While there were many areas of improvement, I list what we noticed as top characteristics of our development process

  • Developing user stories, use cases & scenarios - Our product management served as strong proxy for the customer & diligently detailed user stories & use cases to help the developers learn of our customers’ needs. This was the reasonable thing to do as our product requires significant input from domain experts, and prepping use cases to help developers understand the problems our customers want to solve.
  • Strong competence in specific areas of our stack - Our developers had cultivated significant competence across clearly identified areas of our development stack. Again, like many teams, we matched skills to areas of code. This allowed us to move the respective areas of code faster & faster over time
  • Quality assurance by QA team & product management before shipping - We had developed a culture of quality assurance as the last gate of development before shipping to the customer. This allowed us to catch areas where we hadn’t met our customers needs, or the user story wasn’t completely satisfied before shipping the product. This is difficult to argue against.

As strange as it may sound, these were the very practices that held us back. Let’s look at them up close

  • Developing user stories, use cases & scenarios – On face, this is a very good idea. However, this abstracted our developers from the customers which made it difficult for our developers to understand the pains of our customers. The answer here was clear. We needed to move our product team’s center of gravity closer to the customer, and eliminate product management as a bottleneck. Instead, product management would serve as a bridge to the customer, not a gatekeeper.
  • Strong competence in specific areas of our stack – This worked very well for us in the early days. However, given that everything we ship is cross functional, we needed developers from every area of code to ship anything. This led to key man dependencies that bottlenecked our development efforts.
  • Quality assurance by QA team & product management before shipping – Since product management had the best understanding of our users’ problems, this was considered an important & critical step. Product management would request domain experts on our team to validate the product against expected behavior prior to shipping. This led to significant time added after development & prior to shipping.

The New World

We developed principles that we would follow to break away from this practice & reduce our time to production while increasing our velocity (as measured by # of releases)

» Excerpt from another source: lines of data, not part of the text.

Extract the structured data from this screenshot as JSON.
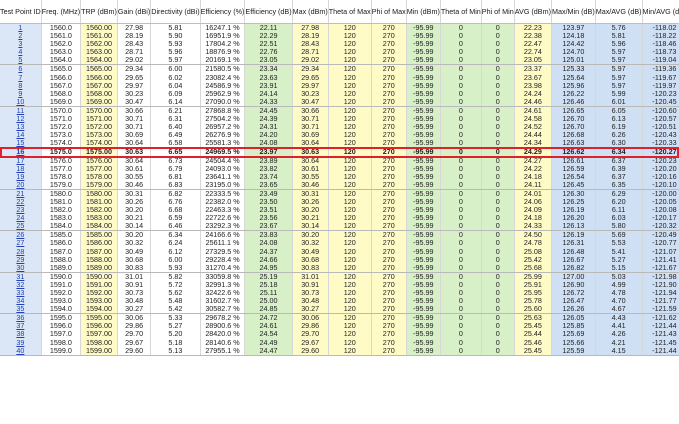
{
  "columns": [
    {
      "key": "id",
      "label": "Test Point ID",
      "bg": "#dbe7f6"
    },
    {
      "key": "freq",
      "label": "Freq. (MHz)",
      "bg": "#ffffff"
    },
    {
      "key": "trp",
      "label": "TRP (dBm)",
      "bg": "#fffbc6"
    },
    {
      "key": "gain",
      "label": "Gain (dBi)",
      "bg": "#ffffff"
    },
    {
      "key": "directivity",
      "label": "Directivity (dBi)",
      "bg": "#ffffff"
    },
    {
      "key": "efficiency_pct",
      "label": "Efficiency (%)",
      "bg": "#ffffff"
    },
    {
      "key": "efficiency_db",
      "label": "Efficiency (dB)",
      "bg": "#d7f0c7"
    },
    {
      "key": "max",
      "label": "Max (dBm)",
      "bg": "#fffbc6"
    },
    {
      "key": "theta_max",
      "label": "Theta of Max",
      "bg": "#fffbc6"
    },
    {
      "key": "phi_max",
      "label": "Phi of Max",
      "bg": "#fffbc6"
    },
    {
      "key": "min",
      "label": "Min (dBm)",
      "bg": "#d7f0c7"
    },
    {
      "key": "theta_min",
      "label": "Theta of Min",
      "bg": "#d7f0c7"
    },
    {
      "key": "phi_min",
      "label": "Phi of Min",
      "bg": "#d7f0c7"
    },
    {
      "key": "avg",
      "label": "AVG (dBm)",
      "bg": "#fffbc6"
    },
    {
      "key": "max_min",
      "label": "Max/Min (dB)",
      "bg": "#cfe0f5"
    },
    {
      "key": "max_avg",
      "label": "Max/AVG (dB)",
      "bg": "#cfe0f5"
    },
    {
      "key": "min_avg",
      "label": "Min/AVG (dB)",
      "bg": "#cfe0f5"
    }
  ],
  "highlighted_row_id": "16",
  "highlight_color": "#e0202a",
  "rows": [
    [
      "1",
      "1560.0",
      "1560.00",
      "27.98",
      "5.81",
      "16247.1 %",
      "22.11",
      "27.98",
      "120",
      "270",
      "-95.99",
      "0",
      "0",
      "22.23",
      "123.97",
      "5.76",
      "-118.02"
    ],
    [
      "2",
      "1561.0",
      "1561.00",
      "28.19",
      "5.90",
      "16951.9 %",
      "22.29",
      "28.19",
      "120",
      "270",
      "-95.99",
      "0",
      "0",
      "22.38",
      "124.18",
      "5.81",
      "-118.22"
    ],
    [
      "3",
      "1562.0",
      "1562.00",
      "28.43",
      "5.93",
      "17804.2 %",
      "22.51",
      "28.43",
      "120",
      "270",
      "-95.99",
      "0",
      "0",
      "22.47",
      "124.42",
      "5.96",
      "-118.46"
    ],
    [
      "4",
      "1563.0",
      "1563.00",
      "28.71",
      "5.96",
      "18876.9 %",
      "22.76",
      "28.71",
      "120",
      "270",
      "-95.99",
      "0",
      "0",
      "22.74",
      "124.70",
      "5.97",
      "-118.73"
    ],
    [
      "5",
      "1564.0",
      "1564.00",
      "29.02",
      "5.97",
      "20169.1 %",
      "23.05",
      "29.02",
      "120",
      "270",
      "-95.99",
      "0",
      "0",
      "23.05",
      "125.01",
      "5.97",
      "-119.04"
    ],
    [
      "6",
      "1565.0",
      "1565.00",
      "29.34",
      "6.00",
      "21580.5 %",
      "23.34",
      "29.34",
      "120",
      "270",
      "-95.99",
      "0",
      "0",
      "23.37",
      "125.33",
      "5.97",
      "-119.36"
    ],
    [
      "7",
      "1566.0",
      "1566.00",
      "29.65",
      "6.02",
      "23082.4 %",
      "23.63",
      "29.65",
      "120",
      "270",
      "-95.99",
      "0",
      "0",
      "23.67",
      "125.64",
      "5.97",
      "-119.67"
    ],
    [
      "8",
      "1567.0",
      "1567.00",
      "29.97",
      "6.04",
      "24586.9 %",
      "23.91",
      "29.97",
      "120",
      "270",
      "-95.99",
      "0",
      "0",
      "23.98",
      "125.96",
      "5.97",
      "-119.97"
    ],
    [
      "9",
      "1568.0",
      "1568.00",
      "30.23",
      "6.09",
      "25962.9 %",
      "24.14",
      "30.23",
      "120",
      "270",
      "-95.99",
      "0",
      "0",
      "24.24",
      "126.22",
      "5.99",
      "-120.23"
    ],
    [
      "10",
      "1569.0",
      "1569.00",
      "30.47",
      "6.14",
      "27090.0 %",
      "24.33",
      "30.47",
      "120",
      "270",
      "-95.99",
      "0",
      "0",
      "24.46",
      "126.46",
      "6.01",
      "-120.45"
    ],
    [
      "11",
      "1570.0",
      "1570.00",
      "30.66",
      "6.21",
      "27868.8 %",
      "24.45",
      "30.66",
      "120",
      "270",
      "-95.99",
      "0",
      "0",
      "24.61",
      "126.65",
      "6.05",
      "-120.60"
    ],
    [
      "12",
      "1571.0",
      "1571.00",
      "30.71",
      "6.31",
      "27504.2 %",
      "24.39",
      "30.71",
      "120",
      "270",
      "-95.99",
      "0",
      "0",
      "24.58",
      "126.70",
      "6.13",
      "-120.57"
    ],
    [
      "13",
      "1572.0",
      "1572.00",
      "30.71",
      "6.40",
      "26957.2 %",
      "24.31",
      "30.71",
      "120",
      "270",
      "-95.99",
      "0",
      "0",
      "24.52",
      "126.70",
      "6.19",
      "-120.51"
    ],
    [
      "14",
      "1573.0",
      "1573.00",
      "30.69",
      "6.49",
      "26276.9 %",
      "24.20",
      "30.69",
      "120",
      "270",
      "-95.99",
      "0",
      "0",
      "24.44",
      "126.68",
      "6.26",
      "-120.43"
    ],
    [
      "15",
      "1574.0",
      "1574.00",
      "30.64",
      "6.58",
      "25581.3 %",
      "24.08",
      "30.64",
      "120",
      "270",
      "-95.99",
      "0",
      "0",
      "24.34",
      "126.63",
      "6.30",
      "-120.33"
    ],
    [
      "16",
      "1575.0",
      "1575.00",
      "30.63",
      "6.65",
      "24969.5 %",
      "23.97",
      "30.63",
      "120",
      "270",
      "-95.99",
      "0",
      "0",
      "24.29",
      "126.62",
      "6.34",
      "-120.27"
    ],
    [
      "17",
      "1576.0",
      "1576.00",
      "30.64",
      "6.73",
      "24504.4 %",
      "23.89",
      "30.64",
      "120",
      "270",
      "-95.99",
      "0",
      "0",
      "24.27",
      "126.61",
      "6.37",
      "-120.23"
    ],
    [
      "18",
      "1577.0",
      "1577.00",
      "30.61",
      "6.79",
      "24093.0 %",
      "23.82",
      "30.61",
      "120",
      "270",
      "-95.99",
      "0",
      "0",
      "24.22",
      "126.59",
      "6.39",
      "-120.20"
    ],
    [
      "19",
      "1578.0",
      "1578.00",
      "30.55",
      "6.81",
      "23641.1 %",
      "23.74",
      "30.55",
      "120",
      "270",
      "-95.99",
      "0",
      "0",
      "24.18",
      "126.54",
      "6.37",
      "-120.16"
    ],
    [
      "20",
      "1579.0",
      "1579.00",
      "30.46",
      "6.83",
      "23195.0 %",
      "23.65",
      "30.46",
      "120",
      "270",
      "-95.99",
      "0",
      "0",
      "24.11",
      "126.45",
      "6.35",
      "-120.10"
    ],
    [
      "21",
      "1580.0",
      "1580.00",
      "30.31",
      "6.82",
      "22333.5 %",
      "23.49",
      "30.31",
      "120",
      "270",
      "-95.99",
      "0",
      "0",
      "24.01",
      "126.30",
      "6.29",
      "-120.00"
    ],
    [
      "22",
      "1581.0",
      "1581.00",
      "30.26",
      "6.76",
      "22382.0 %",
      "23.50",
      "30.26",
      "120",
      "270",
      "-95.99",
      "0",
      "0",
      "24.06",
      "126.25",
      "6.20",
      "-120.05"
    ],
    [
      "23",
      "1582.0",
      "1582.00",
      "30.20",
      "6.68",
      "22463.3 %",
      "23.51",
      "30.20",
      "120",
      "270",
      "-95.99",
      "0",
      "0",
      "24.09",
      "126.19",
      "6.11",
      "-120.08"
    ],
    [
      "24",
      "1583.0",
      "1583.00",
      "30.21",
      "6.59",
      "22722.6 %",
      "23.56",
      "30.21",
      "120",
      "270",
      "-95.99",
      "0",
      "0",
      "24.18",
      "126.20",
      "6.03",
      "-120.17"
    ],
    [
      "25",
      "1584.0",
      "1584.00",
      "30.14",
      "6.46",
      "23292.3 %",
      "23.67",
      "30.14",
      "120",
      "270",
      "-95.99",
      "0",
      "0",
      "24.33",
      "126.13",
      "5.80",
      "-120.32"
    ],
    [
      "26",
      "1585.0",
      "1585.00",
      "30.20",
      "6.34",
      "24166.6 %",
      "23.83",
      "30.20",
      "120",
      "270",
      "-95.99",
      "0",
      "0",
      "24.50",
      "126.19",
      "5.69",
      "-120.49"
    ],
    [
      "27",
      "1586.0",
      "1586.00",
      "30.32",
      "6.24",
      "25611.1 %",
      "24.08",
      "30.32",
      "120",
      "270",
      "-95.99",
      "0",
      "0",
      "24.78",
      "126.31",
      "5.53",
      "-120.77"
    ],
    [
      "28",
      "1587.0",
      "1587.00",
      "30.49",
      "6.12",
      "27329.5 %",
      "24.37",
      "30.49",
      "120",
      "270",
      "-95.99",
      "0",
      "0",
      "25.08",
      "126.48",
      "5.41",
      "-121.07"
    ],
    [
      "29",
      "1588.0",
      "1588.00",
      "30.68",
      "6.00",
      "29228.4 %",
      "24.66",
      "30.68",
      "120",
      "270",
      "-95.99",
      "0",
      "0",
      "25.42",
      "126.67",
      "5.27",
      "-121.41"
    ],
    [
      "30",
      "1589.0",
      "1589.00",
      "30.83",
      "5.93",
      "31270.4 %",
      "24.95",
      "30.83",
      "120",
      "270",
      "-95.99",
      "0",
      "0",
      "25.68",
      "126.82",
      "5.15",
      "-121.67"
    ],
    [
      "31",
      "1590.0",
      "1590.00",
      "31.01",
      "5.82",
      "33059.8 %",
      "25.19",
      "31.01",
      "120",
      "270",
      "-95.99",
      "0",
      "0",
      "25.99",
      "127.00",
      "5.03",
      "-121.98"
    ],
    [
      "32",
      "1591.0",
      "1591.00",
      "30.91",
      "5.72",
      "32991.3 %",
      "25.18",
      "30.91",
      "120",
      "270",
      "-95.99",
      "0",
      "0",
      "25.91",
      "126.90",
      "4.99",
      "-121.90"
    ],
    [
      "33",
      "1592.0",
      "1592.00",
      "30.73",
      "5.62",
      "32422.6 %",
      "25.11",
      "30.73",
      "120",
      "270",
      "-95.99",
      "0",
      "0",
      "25.95",
      "126.72",
      "4.78",
      "-121.94"
    ],
    [
      "34",
      "1593.0",
      "1593.00",
      "30.48",
      "5.48",
      "31602.7 %",
      "25.00",
      "30.48",
      "120",
      "270",
      "-95.99",
      "0",
      "0",
      "25.78",
      "126.47",
      "4.70",
      "-121.77"
    ],
    [
      "35",
      "1594.0",
      "1594.00",
      "30.27",
      "5.42",
      "30582.7 %",
      "24.85",
      "30.27",
      "120",
      "270",
      "-95.99",
      "0",
      "0",
      "25.60",
      "126.26",
      "4.67",
      "-121.59"
    ],
    [
      "36",
      "1595.0",
      "1595.00",
      "30.06",
      "5.33",
      "29678.2 %",
      "24.72",
      "30.06",
      "120",
      "270",
      "-95.99",
      "0",
      "0",
      "25.63",
      "126.05",
      "4.43",
      "-121.62"
    ],
    [
      "37",
      "1596.0",
      "1596.00",
      "29.86",
      "5.27",
      "28900.6 %",
      "24.61",
      "29.86",
      "120",
      "270",
      "-95.99",
      "0",
      "0",
      "25.45",
      "125.85",
      "4.41",
      "-121.44"
    ],
    [
      "38",
      "1597.0",
      "1597.00",
      "29.70",
      "5.20",
      "28420.0 %",
      "24.54",
      "29.70",
      "120",
      "270",
      "-95.99",
      "0",
      "0",
      "25.44",
      "125.69",
      "4.26",
      "-121.43"
    ],
    [
      "39",
      "1598.0",
      "1598.00",
      "29.67",
      "5.18",
      "28140.6 %",
      "24.49",
      "29.67",
      "120",
      "270",
      "-95.99",
      "0",
      "0",
      "25.46",
      "125.66",
      "4.21",
      "-121.45"
    ],
    [
      "40",
      "1599.0",
      "1599.00",
      "29.60",
      "5.13",
      "27955.1 %",
      "24.47",
      "29.60",
      "120",
      "270",
      "-95.99",
      "0",
      "0",
      "25.45",
      "125.59",
      "4.15",
      "-121.44"
    ]
  ]
}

  • Move our center of gravity closer to our customer – The purpose here was singular. We needed our development team to have a visceral understanding of our customer’s goals & pains. We did this by holding multiple seminars on architect’s workflow as well as building physics in-house. In parallel, we started conducting user interviews & usability sessions – the caveat being that the latter would be led by our developers, coordinated by product management
  • Reduce batch size – We decided that we would work relentlessly to minimize the quantum of product enhancement that can be meaningfully sent to our customers. We also made commensurate moves across our technical stack to facilitate this
  • Decentralize releases – We wanted developers to be responsible for shipping the product, right from the stage of conceptualizing the ticket to release. This could only be done if we reduced the size of each release, product wise, to something that could be managed by a developer. Further, it required our services to move independently of each other when needed.
  • Enhance code coverage – We decided to make conscious effort, even at the cost of near term benefit, of sharing code across the team. This was done to allow multiple developers to move code across the stack.

The result, thus far

Time to production vs. creation date


  • We drove down our time to production (defined as time from conceptualization to production) from 100 days on average to 10 days. As a result, we are now very responsive both to our customers' needs and our vision for the product.
# of releases per month

  • We have nearly quadrupled the number of releases we do. This really paid off for us in Q4 where we launched 2 new products – Sefaira for SketchUp & Sefaira for Revit, and did multiple releases which benefited our customers.
  • In terms of code coverage, 80% of our developers contributed to areas of our code where we invested 80% of development budget

While many challenges lie ahead of us in terms of driving growth, it is encouraging to note that we are accelerating our product development. Our customers & investors expect nothing less.